Voorwaer het edel gout, dat is ter quader uren,
Det onrecht, quaet beleyt, met ongesoute kuren,
De seuge toegeschickt en aen het swijn besteet,
Een beest, dat enckel dreck en vuyle modder eet,
Gewis het schoon juweel, dat mochte beter cieren
Den vinger of het oir van onse jonge dieren,
Of van een lieve bruyt, om met te beter glans
Te dragen in de feest haer groenen maegde-krans.
Maer hola! gladde tongh, wat hebje daer gesproken?
Dat is u voor een woort daer uyt den mont gebroken?
Het vonnis dat ghy geeft, en hier als seker stelt,
Dat raeckt my even selfs, als tegen my gevelt;
Ick ben (als ick het stuck, gelijck het is gelegen,
Wil met een stillen geest wat naerder overwegen),
Ick ben de vuyle seugh, die in den modder wroet,
Die in den mishoop woont, en alle grouwel doet;
Ick ben dit leelick swijn, dat met de schoonste ringen
Is besich even staêgh ontrent de vuylste dingen:
Ick ben dit onguer beest, dat noch het edel gout,
Noch hellen diamant in acht of weerden hout.
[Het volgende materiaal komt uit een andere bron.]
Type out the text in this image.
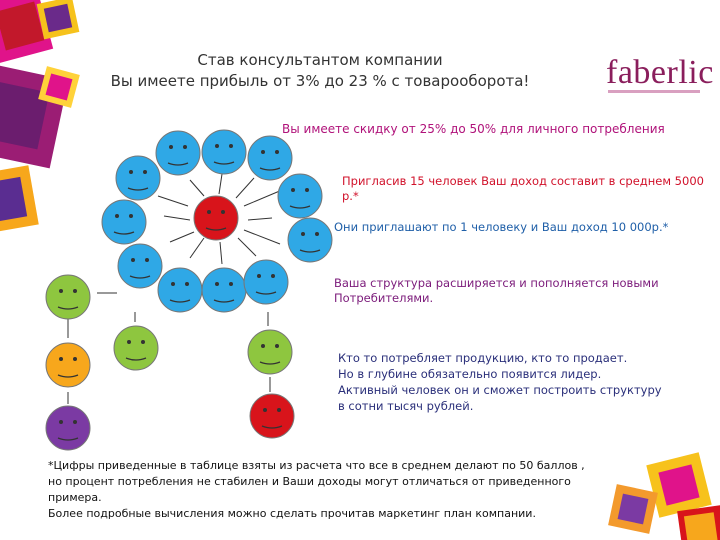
Став консультантом компании
Вы имеете прибыль от 3% до 23 % с товарооборота! faberlic
Вы имеете скидку от 25% до 50% для личного потребления
Пригласив 15 человек Ваш доход составит в среднем 5000 р.*
Они приглашают по 1 человеку и Ваш доход 10 000р.*
Ваша структура расширяется и пополняется новыми
Потребителями.
Кто то потребляет продукцию, кто то продает.
Но в глубине обязательно появится лидер.
Активный человек он и сможет построить структуру
в сотни тысяч рублей.
*Цифры приведенные в таблице взяты из расчета что все в среднем делают по 50 баллов ,
но процент потребления не стабилен и Ваши доходы могут отличаться от приведенного примера.
Более подробные вычисления можно сделать прочитав маркетинг план компании.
Ick was een jonge spruyt, ick quam daer henen treden,
Fris, geestigh, aengenaem, en met gesonde leden,
Ick had een wacker oogh, ick had een rooden mont,
Ick hadde niet een, lidt, dat my niet wel en stont:
Ick was een lieve maeght, van yeder een gepresen,
Hoe wel had ick en vrouw en moeder konnen wesen!
Hoe wel had ick gedient ontrent het echte bedt!
Nu ben ick maer een sloor, een slons, een rechte slet,
Een grouwel in de stadt. Ick hebbe slimme gasten
De borsten mijner jeught oneerlijck laten tasten:
Och! had ick die besteet ontrent een aerdigh kint,
Soo waer ick heden noch van alle man bemint!
Nu ben ick maer een spot van alle vuyle boeven,
Die my tot aen de ziel nu menighmael bedroeven.
Maer ach! dat heeft'et wech. Eylaes! verloren eer,
Die is, die blijftmen quijt, en dat voor immermeer.
Nu, maegden, hoort een woort! ick moet de jeught vermanen,
Tet druck, met herten-leet, met uytgestorte tranen,
Ter eeren van de trou. Och! weest my noyt soo geck,
Het gout van uwe jeught te leggen in den dreck!
| |
De wijs heyt van een boer,
De schoonheyt van een hoer,
Een sacke-dragers kracht,
En zijn niet veel geacht.
De schoonheyt van een oneerlick vrouw-mensch is gelijck schoone boomvruchten, die ergens op een hooge rotse ofte steenklippe gewassen zijn, van de welcke niemant nut en heeft als krayens en ravens, en soodanige andere onguere vogels.
Similis est venusta meretricis forma fructibus in praeseipitijs natis, quos corvi
tantum et id genus obsoense volucrae depascuntur.
Forma nil juvat, si mentis dote privaris bonae.
Morum honestamentis ornes gratiam fac corporis.
Forma cui modesta mens est adsita, acceptissima.
Putain fait comme la corneille,
Plus elle se lave, plus noire est elle.
Beauté sans bonté ne vaut rien.
Beauté sans bonté est commo le vin esvanté.
Ω῝ς ἡδὺ ϰάλλος, ὅταν ἔχη̩ νοῦν σώΦρονα. id est:
Quam suave forma pulchra in ingenio.
Moribus, et formâ conciliandus amor. Ovid. Epist. 6.